Поскольку связь императора Александра с прекрасной Марией Нарышкиной уже перестала быть острой новостью, на вести о распутстве Елизаветы двор набросился с жадностью, как голодный на кусок пирога. Понадобилось самое малое время, чтобы, покочевав по закоулкам двора, невероятная новость дошла до ушей царской семьи.
Первым
Знала о случившемся и Елизавета. Она и прежде-то относилась к деверю с отвращением, помня, как оклеветал он свою жену, великую княгиню Анну Федоровну, некогда звавшуюся принцессой Юлианой Кобургской, которая была единственной подругой Елизаветы при русском дворе. Анна, обвиненная в супружеской измене подкупленным штаб–ротмистром Линевым, вот уже три года как уехала в Германию, и единственно возможной для нее местью гнусному супругу был отказ дать согласие на развод. В отличие от вдовствующей императрицы Марии Федоровны, которая Анну всегда недолюбливала из-за какой-то древней вражды дома Вюртембергского, к которому она сама принадлежала, с Кобургским, и радостно поверила клевете, Елизавета не только посмела в этом усомниться, но и упрекнула Константина во лжи. С тех пор она заслужила ненависть деверя. Еще когда отношения Елизаветы с мужем были хороши, великий князь побаивался откровенно проявлять свою неприязнь, однако теперь братья некоторым образом вновь породнились, взяв в любовницы родных сестер Святополк–Четвертинских, Жанетту и Марию (в замужестве Нарышкину), и Константин перестал сдерживаться. Он пришел в восторг, узнав, что невестка его вновь согрешила, ибо в былой связи ее с Адамом Чарторыйским никогда не сомневался. И с нескрываемым злорадством сообщил об этом Александру.

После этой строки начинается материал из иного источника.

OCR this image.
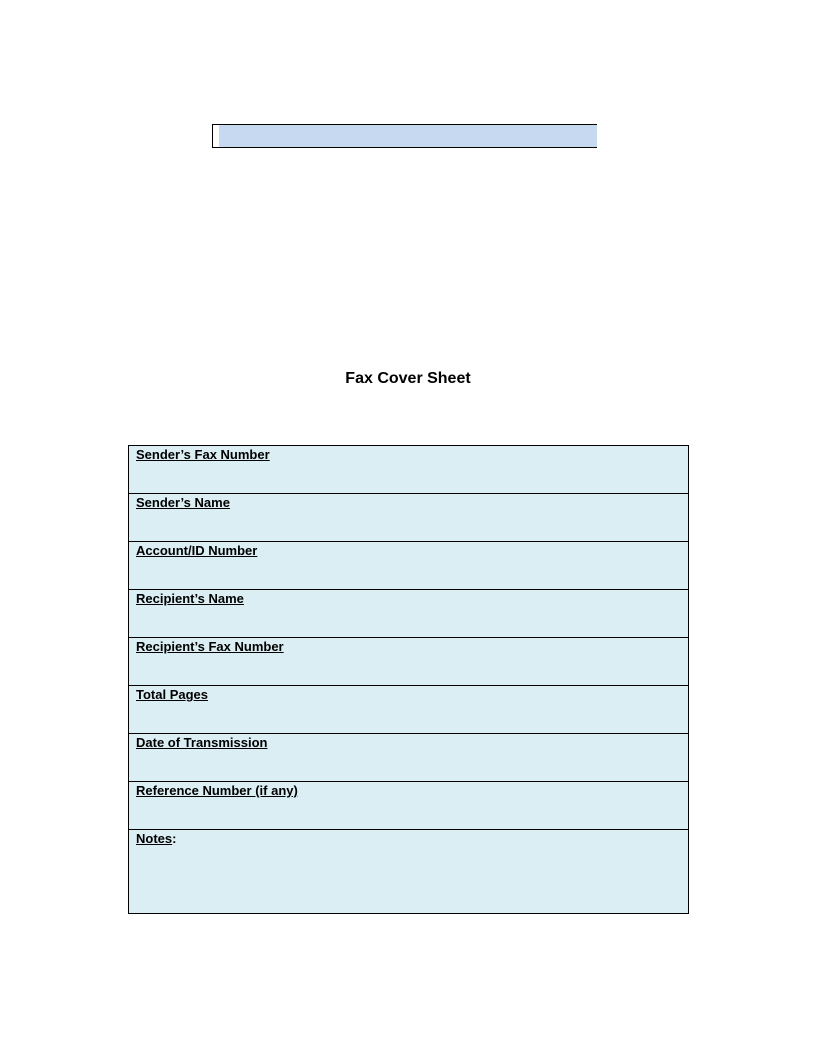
Fax Cover Sheet
Sender’s Fax Number
Sender’s Name
Account/ID Number
Recipient’s Name
Recipient’s Fax Number
Total Pages
Date of Transmission
Reference Number (if any)
Notes:
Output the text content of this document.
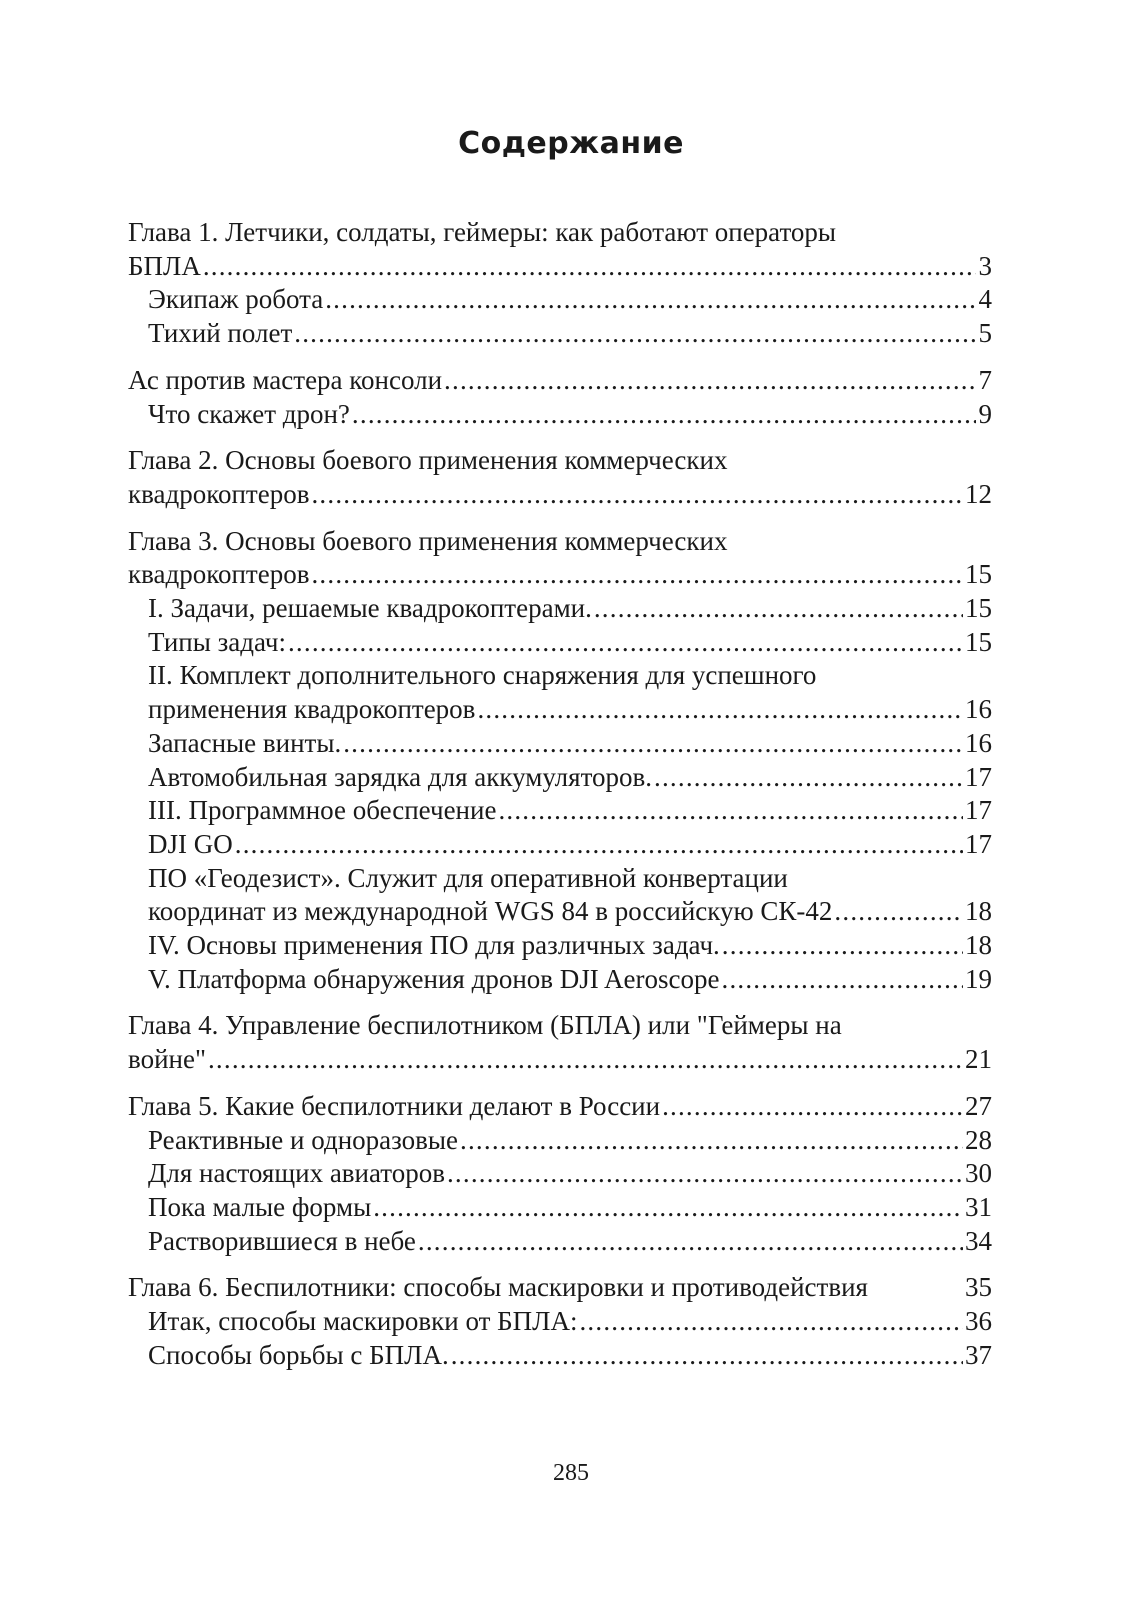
Содержание
Глава 1. Летчики, солдаты, геймеры: как работают операторы
БПЛА .....	3
Экипаж робота .....	4
Тихий полет .....	5
Ас против мастера консоли .....	7
Что скажет дрон? .....	9
Глава 2. Основы боевого применения коммерческих
квадрокоптеров .....	12
Глава 3. Основы боевого применения коммерческих
квадрокоптеров .....	15
I. Задачи, решаемые квадрокоптерами. .....	15
Типы задач: .....	15
II. Комплект дополнительного снаряжения для успешного
применения квадрокоптеров .....	16
Запасные винты. .....	16
Автомобильная зарядка для аккумуляторов. .....	17
III. Программное обеспечение .....	17
DJI GO .....	17
ПО «Геодезист». Служит для оперативной конвертации
координат из международной WGS 84 в российскую СК-42 .....	18
IV. Основы применения ПО для различных задач. .....	18
V. Платформа обнаружения дронов DJI Aeroscope .....	19
Глава 4. Управление беспилотником (БПЛА) или "Геймеры на
войне" .....	21
Глава 5. Какие беспилотники делают в России .....	27
Реактивные и одноразовые .....	28
Для настоящих авиаторов .....	30
Пока малые формы .....	31
Растворившиеся в небе .....	34
Глава 6. Беспилотники: способы маскировки и противодействия	35
Итак, способы маскировки от БПЛА: .....	36
Способы борьбы с БПЛА. .....	37
285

Однако старший брат обманул его ожидания.
Александр даже бровью не повел в ответ на запальчивую речь Константина. И, уж конечно, не бросился грязной метлой выгонять изменницу из дворца. Он явно не желал обсуждать ее поведение ни с кем, даже с братом.
Для такого благородства было много причин. Во–первых, Александр был настолько счастлив с Марией Нарышкиной, что это счастье смягчило его сердце. Во–вторых, он не мог не чувствовать своей вины перед Елизаветой. В нем вообще всегда, всю жизнь, во многих поступках, весьма причудливо сочеталось острое осознание своей вины и желание снять ее с себя во что бы то ни стало. Это особенно ярко проявилось в ночь переворота 11 марта 1801 года, когда Александр фактически дал согласие на убийство отца, но потом впал из-за свершившегося в ужасный шок. Как ни странно, только Елизавете удалось поддержать его бодрость и напомнить, что нужно не рыдать и трястись от страха, а управлять страной. Именно Елизавета удержала его от желания отправить на плаху всех участников переворота – чтобы не осталось свидетелей постыдного поведения нового императора. За эту силу духа Александр всегда оставался благодарен жене и в то же время стыдился ее. И себя, себя стыдился он – за то, что унижает ее, изменяет ей, что не способен оценить ее по достоинству. Поэтому закрыть глаза на ее измену – это было самое малое, что он мог для нее сделать.
Константин был не просто изумлен этой терпимостью – буквально сражен наповал! Он решил, что брат чего-то не понял, и снова повторил ему всю историю – на сей раз изрядно приукрашенную. Он был большим мастаком в изобретении гнусных подробностей. В этой области его фантазия работала отменно. Александр, впрочем, знал своего братца и остался прохладен к его измышлениям. Его лицо не дрогнуло, даже когда Константин пустил в ход тяжелую артиллерию, свое последнее оружие, и сообщил брату о том, что жена его беременна от Охотникова.